Laughing Bird. Is this finally the Filipino moment? We seem to have enough places trying to make Filipino flavors accessible through other styles of food (Pecking Order with fried chicken, Smalls with barbecue) and Laughing Bird gives us a nice, hip Filipino spot with a familiar chef (Top Chef alum Chrissy Camba, recently at Bar Pastoral). Hey, Portuguese-Macanese worked, why not this?
I hope it works. It’s not cohesive yet, at its best pulling off Filipino flavors with fine dining finesse, at its least successful (the pancit noodle dish, surprisingly) coming off like an overpriced version of delivery Thai. That’s the death for any attempt to do cheffy Asian food, the $16 dish that’s half as good as the $8 version. But the good was good enough that you hope it has the time and finds the audience to work its way to a menu that works as well as Fat Rice’s does.

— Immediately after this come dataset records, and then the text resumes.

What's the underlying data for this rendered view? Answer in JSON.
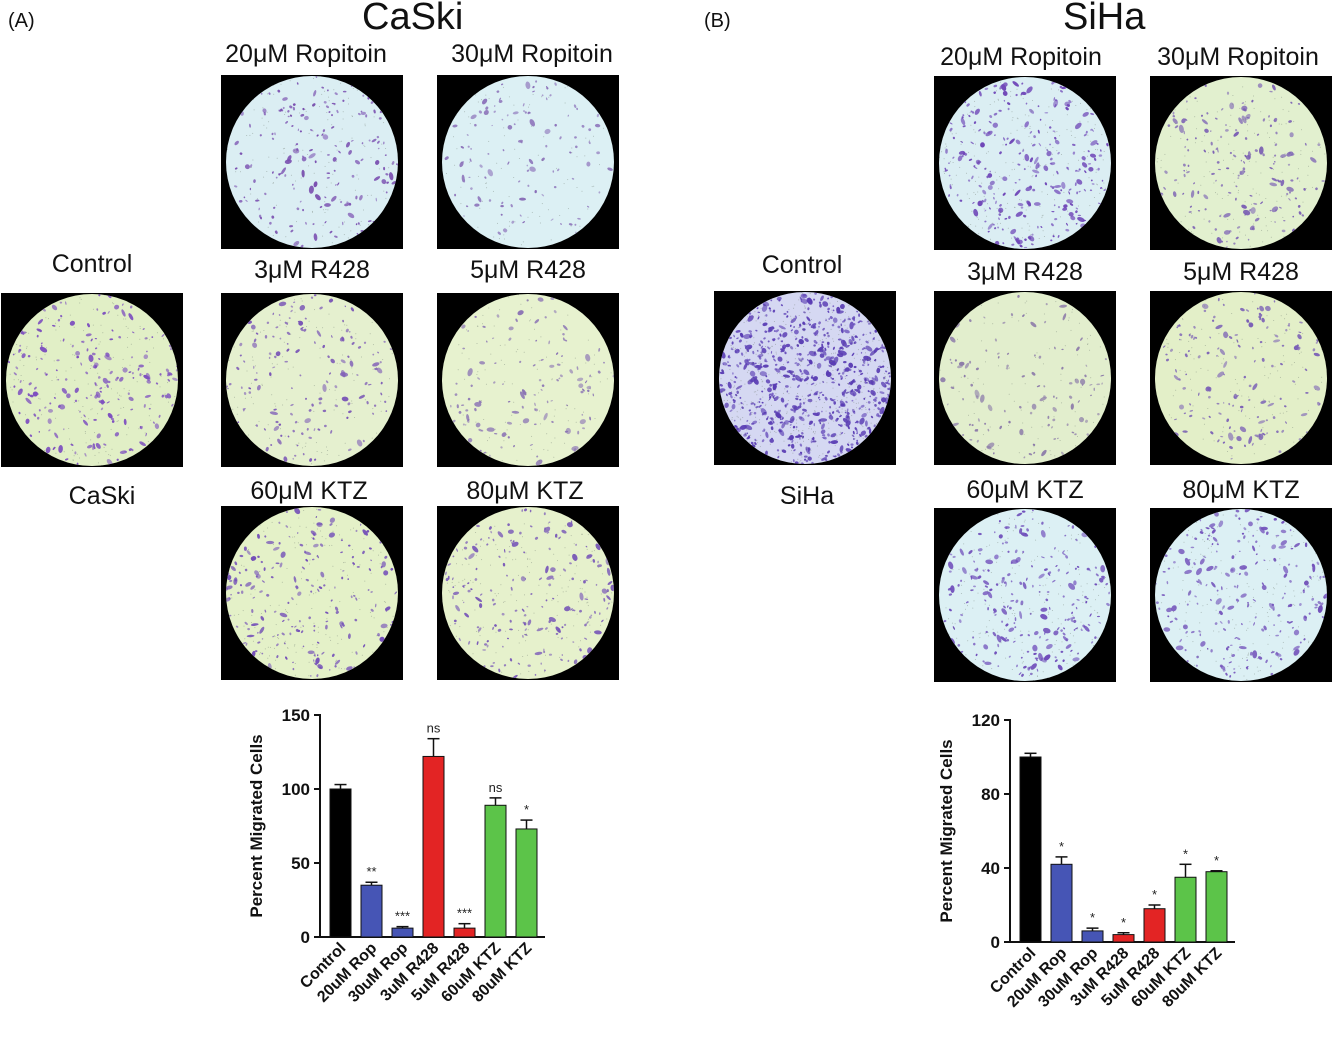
{
  "panels": [
    {
      "tag": "(A)",
      "cell_line": "CaSki",
      "control_label": "Control",
      "control_sublabel": "CaSki",
      "tiles": [
        {
          "label": "20μM Ropitoin",
          "tint": "#dbeef3",
          "dot": "#7a4fb0",
          "density": 170
        },
        {
          "label": "30μM Ropitoin",
          "tint": "#dcf0f4",
          "dot": "#8a6fb8",
          "density": 110
        },
        {
          "label": "3μM R428",
          "tint": "#e5f0cf",
          "dot": "#7a56b6",
          "density": 150
        },
        {
          "label": "5μM R428",
          "tint": "#e7f2cf",
          "dot": "#8a73b4",
          "density": 120
        },
        {
          "label": "60μM KTZ",
          "tint": "#e4f1c8",
          "dot": "#7450b8",
          "density": 200
        },
        {
          "label": "80μM KTZ",
          "tint": "#e6f1cc",
          "dot": "#7a5ab8",
          "density": 190
        }
      ],
      "control_tile": {
        "tint": "#e1efc6",
        "dot": "#7d4fbf",
        "density": 200
      }
    },
    {
      "tag": "(B)",
      "cell_line": "SiHa",
      "control_label": "Control",
      "control_sublabel": "SiHa",
      "tiles": [
        {
          "label": "20μM Ropitoin",
          "tint": "#dbeef3",
          "dot": "#6f47b8",
          "density": 260
        },
        {
          "label": "30μM Ropitoin",
          "tint": "#e2f0cf",
          "dot": "#7b60b4",
          "density": 170
        },
        {
          "label": "3μM R428",
          "tint": "#e2eecd",
          "dot": "#8a78a8",
          "density": 110
        },
        {
          "label": "5μM R428",
          "tint": "#e3efc8",
          "dot": "#7a5fb6",
          "density": 150
        },
        {
          "label": "60μM KTZ",
          "tint": "#dcf0f4",
          "dot": "#6e4cba",
          "density": 230
        },
        {
          "label": "80μM KTZ",
          "tint": "#dcf0f4",
          "dot": "#7352bb",
          "density": 210
        }
      ],
      "control_tile": {
        "tint": "#d5d8f2",
        "dot": "#5a3db4",
        "density": 650
      }
    }
  ],
  "chart_data": [
    {
      "type": "bar",
      "ylabel": "Percent Migrated Cells",
      "ylim": [
        0,
        150
      ],
      "yticks": [
        0,
        50,
        100,
        150
      ],
      "categories": [
        "Control",
        "20uM Rop",
        "30uM Rop",
        "3uM R428",
        "5uM R428",
        "60uM KTZ",
        "80uM KTZ"
      ],
      "values": [
        100,
        35,
        6,
        122,
        6,
        89,
        73
      ],
      "errors": [
        3,
        2,
        1,
        12,
        3,
        5,
        6
      ],
      "annotations": [
        "",
        "**",
        "***",
        "ns",
        "***",
        "ns",
        "*"
      ],
      "colors": [
        "#000000",
        "#4655b5",
        "#4655b5",
        "#e32424",
        "#e32424",
        "#5cc449",
        "#5cc449"
      ],
      "grid": false
    },
    {
      "type": "bar",
      "ylabel": "Percent Migrated Cells",
      "ylim": [
        0,
        120
      ],
      "yticks": [
        0,
        40,
        80,
        120
      ],
      "categories": [
        "Control",
        "20uM Rop",
        "30uM Rop",
        "3uM R428",
        "5uM R428",
        "60uM KTZ",
        "80uM KTZ"
      ],
      "values": [
        100,
        42,
        6,
        4,
        18,
        35,
        38
      ],
      "errors": [
        2,
        4,
        1.5,
        1,
        2,
        7,
        0.5
      ],
      "annotations": [
        "",
        "*",
        "*",
        "*",
        "*",
        "*",
        "*"
      ],
      "colors": [
        "#000000",
        "#4655b5",
        "#4655b5",
        "#e32424",
        "#e32424",
        "#5cc449",
        "#5cc449"
      ],
      "grid": false
    }
  ]
}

A plate of charcuterie was interesting, ranging from super-smooth chicken liver to a block of grilled meat that, nobody wanted to say, was surely inspired by the ubiquity of Spam in parts of the world where Americans went in WWII. I’d have liked more Asian flavors (and fewer French or Jewish deli ones)— Mike Sula liked the little cubes of adobo gel, but I couldn’t taste anything in them. Octopus with dinuguan (a blood-based sauce) was great, though, and I especially liked the “crispy pork a la Nadim,” which seemed a train wreck by its description: a tough little piece of tonkatsu (breaded pork) atop some Manila clams in a broth the color of a fire engine, with braised fennel at the bottom. Our server, the bartender, told us to eat it all together, and he was right— that spicy rich broth brought the gnarled pork to life and the fennel gave it complexity that made me wonder why bland things like bok choy are so common in Asian cooking when fennel exists. It was a wow dish; will it and a few others make the awkward space (the former Tank Sushi in Lincoln Square, which is about big enough to play softball in) and somewhat inexperienced servers (the bartender had previously been Tank’s delivery guy; that said, he was a great host) work in time? Here’s hoping.
Sushi counter at Mariano’s, Ravenswood. Mike Sula reviewed, and had unaccustomed praise for, the barbecue from the mega-Mariano’s at Lawrence and Ravenswood, and I live as close to it as he does, so I might as well toss in my two cents. I didn’t hit it for the BBQ, though— I was still detoxing after this— instead I went to the sushi counter. And like him, I’m surprised how entirely respectable the grocery store version can be. It’s mostly rolls, but you can get sashimi and nigiri with pretty nice quality fish, and at least the dragon roll I had was done well, not gooped up as has become the common practice. It’s not Katsu, but it’s certainly as good as a better neighborhood sushi spot.
Disclosure: I was recognized every time at The Radler and comped this or that, including the veal dinner. The others were all paid for, though there might have been a comped dessert at Kinmont, I can’t remember for sure.